Re: [ceph-users] Message sequence overflow

"Yan, Zheng" <ukernel@xxxxxxxxx> · Thu, 2 Jun 2016 17:51:42 +0800

On Thu, Jun 2, 2016 at 5:13 PM, Ilya Dryomov <idryomov@xxxxxxxxx> wrote:
> On Thu, Jun 2, 2016 at 4:46 AM, Yan, Zheng <ukernel@xxxxxxxxx> wrote:
>> On Wed, Jun 1, 2016 at 10:22 PM, Sage Weil <sage@xxxxxxxxxxxx> wrote:
>>> On Wed, 1 Jun 2016, Yan, Zheng wrote:
>>>> On Wed, Jun 1, 2016 at 8:49 PM, Sage Weil <sage@xxxxxxxxxxxx> wrote:
>>>> > On Wed, 1 Jun 2016, Yan, Zheng wrote:
>>>> >> On Wed, Jun 1, 2016 at 6:15 AM, James Webb <jamesw@xxxxxxxxxxx> wrote:
>>>> >> > Dear ceph-users...
>>>> >> >
>>>> >> > My team runs an internal buildfarm using ceph as a backend storage platform. We’ve recently upgraded to Jewel and are having reliability issues that we need some help with.
>>>> >> >
>>>> >> > Our infrastructure is the following:
>>>> >> > - We use CEPH/CEPHFS (10.2.1)
>>>> >> > - We have 3 mons and 6 storage servers with a total of 36 OSDs (~4160 PGs).

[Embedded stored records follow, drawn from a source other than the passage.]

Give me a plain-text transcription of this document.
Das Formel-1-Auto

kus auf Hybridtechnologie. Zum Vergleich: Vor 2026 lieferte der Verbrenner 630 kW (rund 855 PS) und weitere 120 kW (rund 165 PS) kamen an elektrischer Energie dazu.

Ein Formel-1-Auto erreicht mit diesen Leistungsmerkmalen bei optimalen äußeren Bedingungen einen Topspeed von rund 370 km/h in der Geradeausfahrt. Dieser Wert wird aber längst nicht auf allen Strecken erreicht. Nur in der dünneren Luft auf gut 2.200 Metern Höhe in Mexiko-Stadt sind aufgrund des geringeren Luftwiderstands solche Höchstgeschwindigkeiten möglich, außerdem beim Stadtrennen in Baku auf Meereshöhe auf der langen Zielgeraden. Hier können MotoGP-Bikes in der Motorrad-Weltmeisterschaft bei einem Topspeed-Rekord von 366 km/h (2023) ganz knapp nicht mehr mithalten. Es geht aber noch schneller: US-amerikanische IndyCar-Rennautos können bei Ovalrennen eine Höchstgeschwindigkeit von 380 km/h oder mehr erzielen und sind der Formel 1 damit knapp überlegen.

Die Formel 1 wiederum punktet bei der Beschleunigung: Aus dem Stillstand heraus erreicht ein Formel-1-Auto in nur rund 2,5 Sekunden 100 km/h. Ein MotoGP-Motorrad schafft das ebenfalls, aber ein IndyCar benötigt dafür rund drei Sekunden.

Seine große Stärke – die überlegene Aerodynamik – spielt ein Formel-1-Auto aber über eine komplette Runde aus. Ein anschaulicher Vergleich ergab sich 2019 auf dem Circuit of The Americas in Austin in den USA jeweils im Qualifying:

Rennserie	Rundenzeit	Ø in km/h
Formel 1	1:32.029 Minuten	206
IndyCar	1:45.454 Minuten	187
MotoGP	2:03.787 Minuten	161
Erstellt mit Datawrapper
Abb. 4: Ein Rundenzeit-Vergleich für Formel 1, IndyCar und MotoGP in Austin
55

>>>> >> > - We use enterprise SSDs for everything including journals
>>>> >> > - We have one main mds and one standby mds.
>>>> >> > - We are using ceph kernel client to mount cephfs.
>>>> >> > - We have upgrade to Ubuntu 16.04 (4.4.0-22-generic kernel)
>>>> >> > - We are using a kernel NFS to serve NFS clients from a ceph mount (~ 32 nfs threads. 0 swappiness)
>>>> >> > - These are physical machines with 8 cores & 32GB memory
>>>> >> >
>>>> >> > On a regular basis, we lose all IO via ceph FS. We’re still trying to isolate the issue but it surfaces as an issue between MDS and ceph client.
>>>> >> > We can’t tell if our our NFS server is overwhelming the MDS or if this is some unrelated issue. Tuning NFS server has not solved our issues.
>>>> >> > So far our only recovery has been to fail the MDS and then restart our NFS. Any help or advice will be appreciated on the CEPH side of things.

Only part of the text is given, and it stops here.